Publication: Journal of Applied Psychology (DEC 2010)
Article: Fostering good citizenship through ethical leadership: Exploring the moderating role of gender and organizational politics.
Authors: Michele Kacmar, Daniel Bachrach, Kenneth Harris, and Suzanne Zivnuska
Reviewed By: Bobby Bullock
Kacmar, Bachrach, Harris, and Zivnuska (2010) sought to expand on ethical leadership research by examining its relationship with organizational citizenship behavior. First, they examined the direct relationship between ethical leadership (honest, fair, and transparent leadership) and organizational citizenship behavior (OCB- prosocial behavior at work such as helping fellow employees with difficult tasks). The results of their blanket study indicated that the presence of ethical leadership in an organization led to higher rates of OCB. This showed that when employees feel indebted to ethical leaders, they may seek to “repay” them with OCB. If it were that simple it would be great- make sure leaders act ethically and you could create a positive, prosocial work environment just like that! Things aren’t always so simple, as we find out in the latter parts of their study.
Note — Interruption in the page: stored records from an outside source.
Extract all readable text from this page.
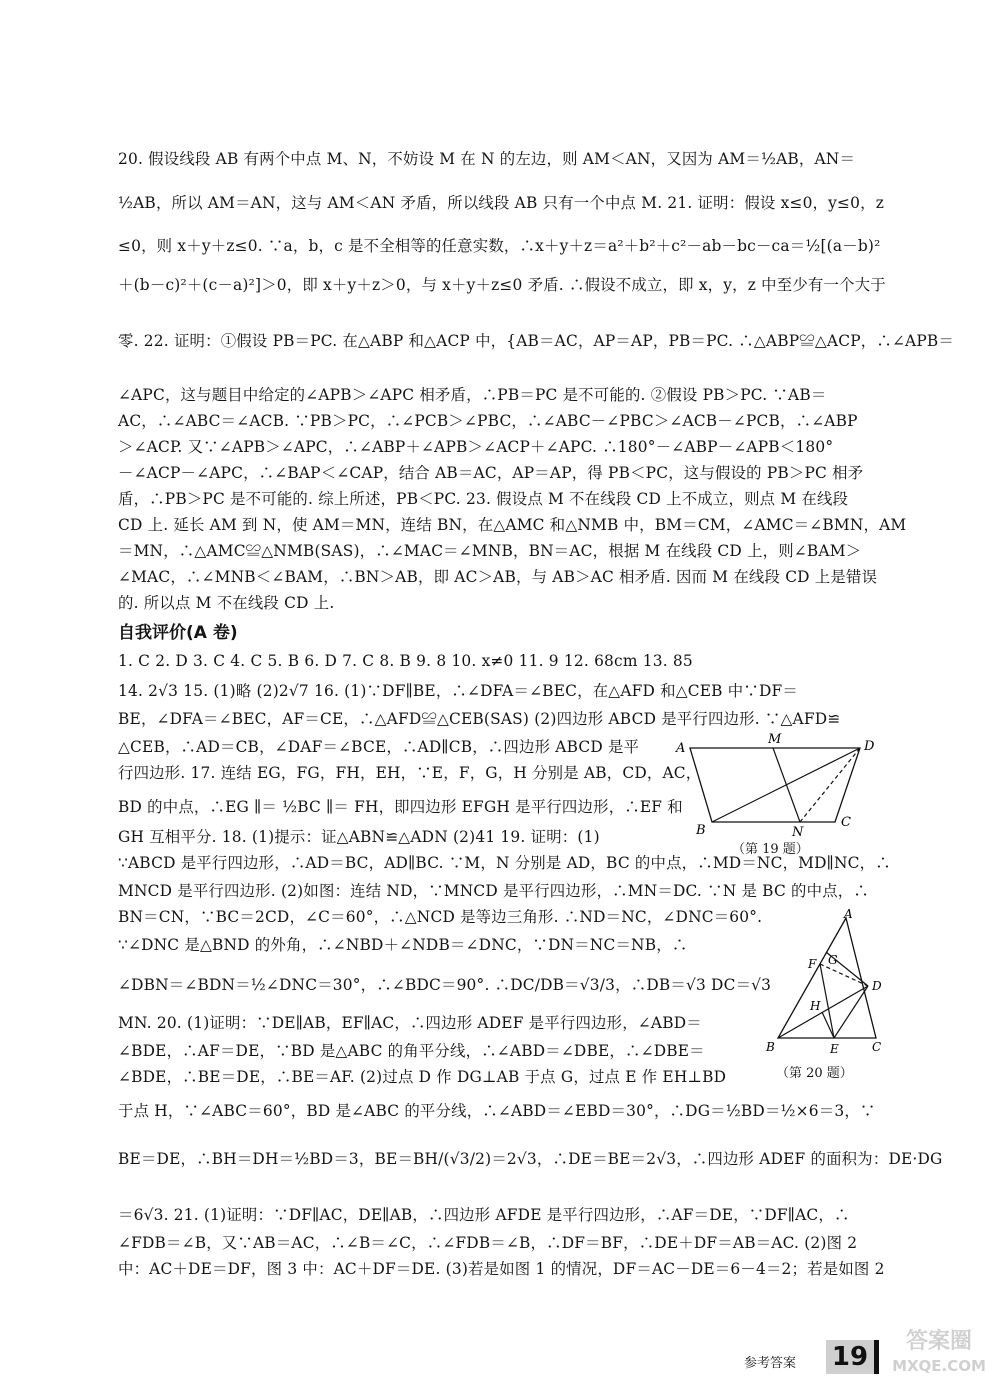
20. 假设线段 AB 有两个中点 M、N，不妨设 M 在 N 的左边，则 AM＜AN，又因为 AM＝½AB，AN＝
½AB，所以 AM＝AN，这与 AM＜AN 矛盾，所以线段 AB 只有一个中点 M. 21. 证明：假设 x≤0，y≤0，z
≤0，则 x＋y＋z≤0. ∵a，b，c 是不全相等的任意实数，∴x＋y＋z＝a²＋b²＋c²－ab－bc－ca＝½[(a－b)²
＋(b－c)²＋(c－a)²]＞0，即 x＋y＋z＞0，与 x＋y＋z≤0 矛盾. ∴假设不成立，即 x，y，z 中至少有一个大于
零. 22. 证明：①假设 PB＝PC. 在△ABP 和△ACP 中，{AB＝AC，AP＝AP，PB＝PC. ∴△ABP≌△ACP，∴∠APB＝
∠APC，这与题目中给定的∠APB＞∠APC 相矛盾，∴PB＝PC 是不可能的. ②假设 PB＞PC. ∵AB＝
AC，∴∠ABC＝∠ACB. ∵PB＞PC，∴∠PCB＞∠PBC，∴∠ABC－∠PBC＞∠ACB－∠PCB，∴∠ABP
＞∠ACP. 又∵∠APB＞∠APC，∴∠ABP＋∠APB＞∠ACP＋∠APC. ∴180°－∠ABP－∠APB＜180°
－∠ACP－∠APC，∴∠BAP＜∠CAP，结合 AB＝AC，AP＝AP，得 PB＜PC，这与假设的 PB＞PC 相矛
盾，∴PB＞PC 是不可能的. 综上所述，PB＜PC. 23. 假设点 M 不在线段 CD 上不成立，则点 M 在线段
CD 上. 延长 AM 到 N，使 AM＝MN，连结 BN，在△AMC 和△NMB 中，BM＝CM，∠AMC＝∠BMN，AM
＝MN，∴△AMC≌△NMB(SAS)，∴∠MAC＝∠MNB，BN＝AC，根据 M 在线段 CD 上，则∠BAM＞
∠MAC，∴∠MNB＜∠BAM，∴BN＞AB，即 AC＞AB，与 AB＞AC 相矛盾. 因而 M 在线段 CD 上是错误
的. 所以点 M 不在线段 CD 上.
自我评价(A 卷)
1. C 2. D 3. C 4. C 5. B 6. D 7. C 8. B 9. 8 10. x≠0 11. 9 12. 68cm 13. 85
14. 2√3 15. (1)略 (2)2√7 16. (1)∵DF∥BE，∴∠DFA＝∠BEC，在△AFD 和△CEB 中∵DF＝
BE，∠DFA＝∠BEC，AF＝CE，∴△AFD≌△CEB(SAS) (2)四边形 ABCD 是平行四边形. ∵△AFD≌
△CEB，∴AD＝CB，∠DAF＝∠BCE，∴AD∥CB，∴四边形 ABCD 是平
行四边形. 17. 连结 EG，FG，FH，EH，∵E，F，G，H 分别是 AB，CD，AC，
BD 的中点，∴EG ∥＝ ½BC ∥＝ FH，即四边形 EFGH 是平行四边形，∴EF 和
GH 互相平分. 18. (1)提示：证△ABN≌△ADN (2)41 19. 证明：(1)
∵ABCD 是平行四边形，∴AD＝BC，AD∥BC. ∵M，N 分别是 AD，BC 的中点，∴MD＝NC，MD∥NC，∴
MNCD 是平行四边形. (2)如图：连结 ND，∵MNCD 是平行四边形，∴MN＝DC. ∵N 是 BC 的中点，∴
BN＝CN，∵BC＝2CD，∠C＝60°，∴△NCD 是等边三角形. ∴ND＝NC，∠DNC＝60°.
∵∠DNC 是△BND 的外角，∴∠NBD＋∠NDB＝∠DNC，∵DN＝NC＝NB，∴
∠DBN＝∠BDN＝½∠DNC＝30°，∴∠BDC＝90°. ∴DC/DB＝√3/3，∴DB＝√3 DC＝√3
MN. 20. (1)证明：∵DE∥AB，EF∥AC，∴四边形 ADEF 是平行四边形，∠ABD＝
∠BDE，∴AF＝DE，∵BD 是△ABC 的角平分线，∴∠ABD＝∠DBE，∴∠DBE＝
∠BDE，∴BE＝DE，∴BE＝AF. (2)过点 D 作 DG⊥AB 于点 G，过点 E 作 EH⊥BD
于点 H，∵∠ABC＝60°，BD 是∠ABC 的平分线，∴∠ABD＝∠EBD＝30°，∴DG＝½BD＝½×6＝3，∵
BE＝DE，∴BH＝DH＝½BD＝3，BE＝BH/(√3/2)＝2√3，∴DE＝BE＝2√3，∴四边形 ADEF 的面积为：DE·DG
＝6√3. 21. (1)证明：∵DF∥AC，DE∥AB，∴四边形 AFDE 是平行四边形，∴AF＝DE，∵DF∥AC，∴
∠FDB＝∠B，又∵AB＝AC，∴∠B＝∠C，∴∠FDB＝∠B，∴DF＝BF，∴DE＋DF＝AB＝AC. (2)图 2
中：AC＋DE＝DF，图 3 中：AC＋DF＝DE. (3)若是如图 1 的情况，DF＝AC－DE＝6－4＝2；若是如图 2
A
M	D
B	N
C
（第 19 题）
A
F G
D
H
B	E	C
（第 20 题）
参考答案 19
答案圈
MXQE.COM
However straightforward the above findings are, they do not take into account various social and political factors that are present in most workplaces. Here’s where things get interesting. Employee gender roles and perceptions of organizational politics (POP- an employee’s perception of the political environment of their workplace, whereby high POP would indicate a politicized work environment where employees act selfishly and are motivated by self-interest) can influence the strength and direction of the above relationship. In terms of gender roles, social role theory (SRT) suggests that men engage in OCBs in part to increase their status and further their careers. In contrast, SRT would indicate that women engage in OCBs in part because of stronger social orientations and the desire to strengthen bonds with fellow coworkers.